Understanding intense online sentiment: The Youtube Apology and related intense online discourse using NLP
This repo was my first attempt at NLP, using Google's API and VADER sentiment analysis tool. You can find the report here
Today, on the Internet, slang and online lingo persist and spread as a form of typical communication. To have quantitative analysis on i.e. YouTube comments, it means to possess precious information on the behaviour of thousands of people, interacting with specific content. This can give insight over how humans are interacting on this platform, and if their behaviour is deviant and needs rehabilitation, or alternatively is a byproduct of the platform's rules.
For slang NLP, VADER is a light-weight pretrained model used in this repository.
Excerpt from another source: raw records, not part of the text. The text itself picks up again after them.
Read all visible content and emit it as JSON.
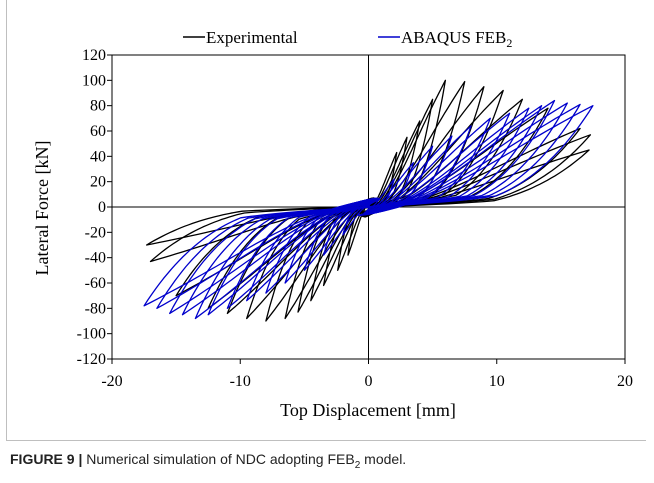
{
  "chart_data": {
    "type": "line",
    "title": "",
    "xlabel": "Top Displacement [mm]",
    "ylabel": "Lateral Force [kN]",
    "xlim": [
      -20,
      20
    ],
    "ylim": [
      -120,
      120
    ],
    "xticks": [
      -20,
      -10,
      0,
      10,
      20
    ],
    "yticks": [
      -120,
      -100,
      -80,
      -60,
      -40,
      -20,
      0,
      20,
      40,
      60,
      80,
      100,
      120
    ],
    "xtick_labels": [
      "-20",
      "-10",
      "0",
      "10",
      "20"
    ],
    "ytick_labels": [
      "-120",
      "-100",
      "-80",
      "-60",
      "-40",
      "-20",
      "0",
      "20",
      "40",
      "60",
      "80",
      "100",
      "120"
    ],
    "grid": false,
    "legend_position": "top",
    "series": [
      {
        "name": "Experimental",
        "color": "#000000",
        "cycles": [
          {
            "xmax": 2.2,
            "fmax": 43,
            "xmin": -1.6,
            "fmin": -38
          },
          {
            "xmax": 3.0,
            "fmax": 55,
            "xmin": -2.4,
            "fmin": -50
          },
          {
            "xmax": 4.0,
            "fmax": 68,
            "xmin": -3.5,
            "fmin": -62
          },
          {
            "xmax": 5.0,
            "fmax": 85,
            "xmin": -4.5,
            "fmin": -74
          },
          {
            "xmax": 6.0,
            "fmax": 100,
            "xmin": -5.5,
            "fmin": -83
          },
          {
            "xmax": 7.5,
            "fmax": 99,
            "xmin": -6.5,
            "fmin": -88
          },
          {
            "xmax": 9.0,
            "fmax": 95,
            "xmin": -8.0,
            "fmin": -90
          },
          {
            "xmax": 10.5,
            "fmax": 92,
            "xmin": -9.5,
            "fmin": -88
          },
          {
            "xmax": 12.0,
            "fmax": 85,
            "xmin": -11.0,
            "fmin": -84
          },
          {
            "xmax": 14.0,
            "fmax": 78,
            "xmin": -12.5,
            "fmin": -80
          },
          {
            "xmax": 16.5,
            "fmax": 62,
            "xmin": -15.0,
            "fmin": -70
          },
          {
            "xmax": 17.3,
            "fmax": 57,
            "xmin": -17.0,
            "fmin": -43
          },
          {
            "xmax": 17.2,
            "fmax": 45,
            "xmin": -17.3,
            "fmin": -30
          }
        ]
      },
      {
        "name": "ABAQUS FEB2",
        "color": "#0000cc",
        "cycles": [
          {
            "xmax": 2.0,
            "fmax": 22,
            "xmin": -2.0,
            "fmin": -22
          },
          {
            "xmax": 3.5,
            "fmax": 35,
            "xmin": -3.5,
            "fmin": -38
          },
          {
            "xmax": 5.0,
            "fmax": 48,
            "xmin": -5.0,
            "fmin": -50
          },
          {
            "xmax": 6.5,
            "fmax": 56,
            "xmin": -6.5,
            "fmin": -60
          },
          {
            "xmax": 8.0,
            "fmax": 64,
            "xmin": -8.0,
            "fmin": -68
          },
          {
            "xmax": 9.5,
            "fmax": 70,
            "xmin": -9.5,
            "fmin": -74
          },
          {
            "xmax": 11.0,
            "fmax": 74,
            "xmin": -11.0,
            "fmin": -80
          },
          {
            "xmax": 12.5,
            "fmax": 78,
            "xmin": -12.5,
            "fmin": -85
          },
          {
            "xmax": 13.5,
            "fmax": 80,
            "xmin": -13.5,
            "fmin": -88
          },
          {
            "xmax": 14.5,
            "fmax": 84,
            "xmin": -14.5,
            "fmin": -85
          },
          {
            "xmax": 15.5,
            "fmax": 82,
            "xmin": -15.5,
            "fmin": -84
          },
          {
            "xmax": 16.5,
            "fmax": 81,
            "xmin": -16.5,
            "fmin": -80
          },
          {
            "xmax": 17.5,
            "fmax": 80,
            "xmin": -17.5,
            "fmin": -78
          }
        ]
      }
    ]
  },
  "legend": {
    "experimental": "Experimental",
    "abaqus": "ABAQUS FEB",
    "abaqus_sub": "2"
  },
  "caption": {
    "label": "FIGURE 9 |",
    "text_before": " Numerical simulation of NDC adopting FEB",
    "sub": "2",
    "text_after": " model."
  }
}
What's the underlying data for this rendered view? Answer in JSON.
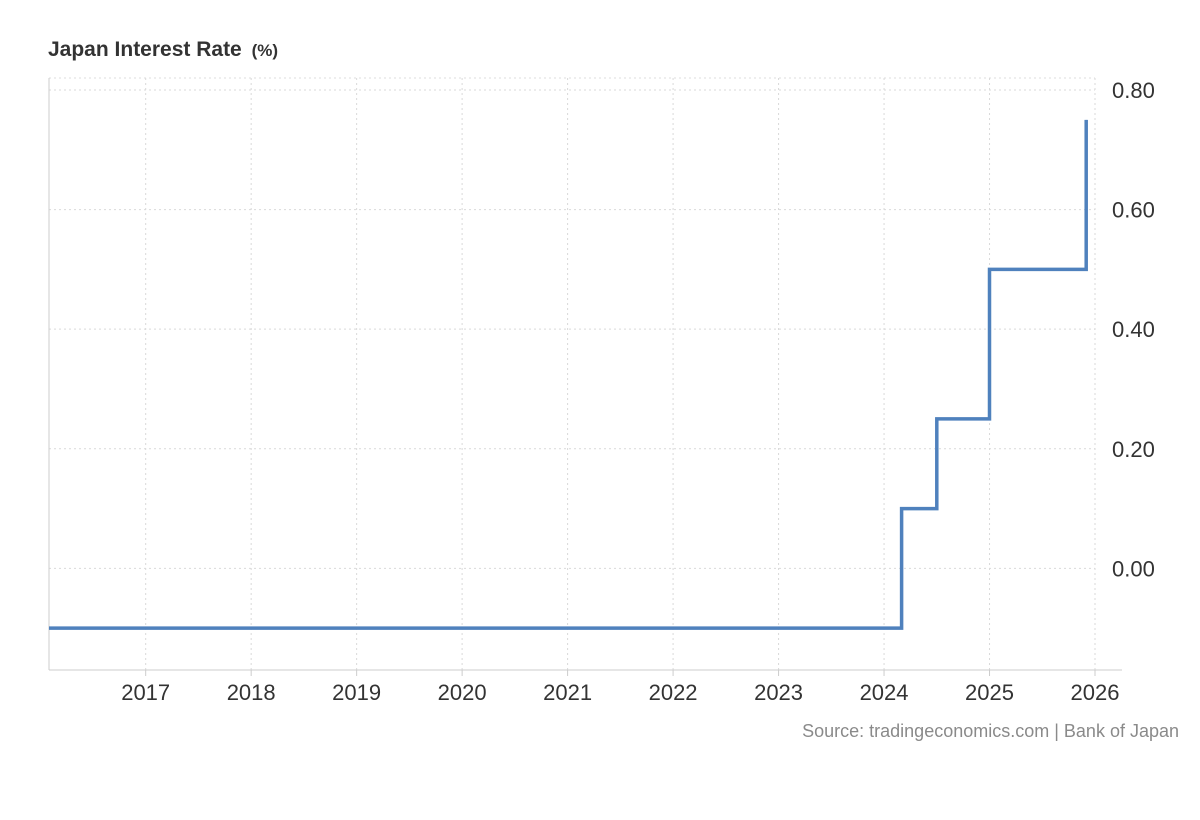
{
  "chart_data": {
    "type": "line",
    "title": "Japan Interest Rate",
    "title_unit": "(%)",
    "source": "Source: tradingeconomics.com | Bank of Japan",
    "xlabel": "",
    "ylabel": "",
    "x_ticks": [
      "2017",
      "2018",
      "2019",
      "2020",
      "2021",
      "2022",
      "2023",
      "2024",
      "2025",
      "2026"
    ],
    "y_ticks": [
      "0.80",
      "0.60",
      "0.40",
      "0.20",
      "0.00"
    ],
    "xlim": [
      "2016-02",
      "2026-01"
    ],
    "ylim": [
      -0.17,
      0.81
    ],
    "y_axis_position": "right",
    "grid": true,
    "legend": "none",
    "series": [
      {
        "color": "#4f81bd",
        "step": true,
        "points": [
          {
            "x": "2016-02",
            "y": -0.1
          },
          {
            "x": "2024-03",
            "y": 0.1
          },
          {
            "x": "2024-07",
            "y": 0.25
          },
          {
            "x": "2025-01",
            "y": 0.5
          },
          {
            "x": "2025-12",
            "y": 0.75
          }
        ]
      }
    ]
  }
}
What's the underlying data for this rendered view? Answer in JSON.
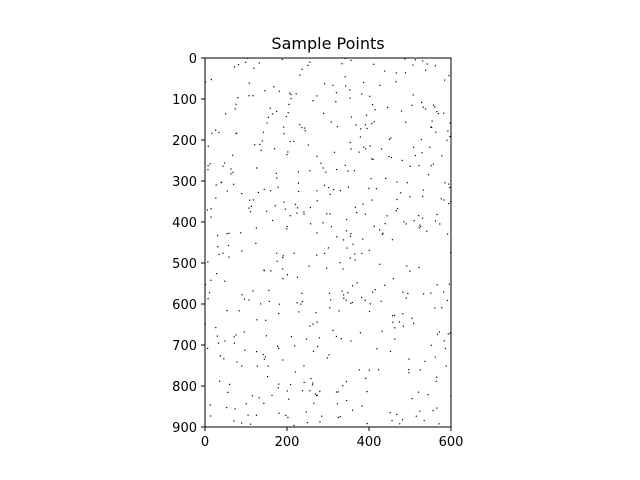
{
  "chart_data": {
    "type": "scatter",
    "title": "Sample Points",
    "xlabel": "",
    "ylabel": "",
    "xlim": [
      0,
      600
    ],
    "ylim": [
      900,
      0
    ],
    "y_inverted": true,
    "grid": false,
    "marker_color": "#000000",
    "x_ticks": [
      "0",
      "200",
      "400",
      "600"
    ],
    "y_ticks": [
      "0",
      "100",
      "200",
      "300",
      "400",
      "500",
      "600",
      "700",
      "800",
      "900"
    ],
    "point_count": 520,
    "points_random_seed": 20240611
  }
}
In this specific project, I have personally reviewed 1000 YouTube comments and evaluated if they meant positive, neutral or negative content, in order to evaluate how VADER would perform on one video's comment section.
Usage:
- to obtain data (using your Google API key!) and your Youtube video of choice, change the link and the Google API key when running the notebook data_retrieval_and_cleaning.ipynb.
- to make a sample for human annotation of the semantic analysis (for whatever purposes; I recommend making a small dataset of groundtruth and using it to evaluate other NLP models under comments of your choice) run basic_sentiment_analysis.ipnyb
- to annotate comments that come from any csv file named 'sample_for_groundtruth.csv' and has columns named 'Unnamed: 0' representing users' ID and 'Comments' representing users' comments, the last cell of the previous script. You cannot do this unless you have ran the other two scripts or you change some of the input files. Other scripts are there to allow for editing specific important classes, such as "Note" class which allows for CLI human evaluation of comments.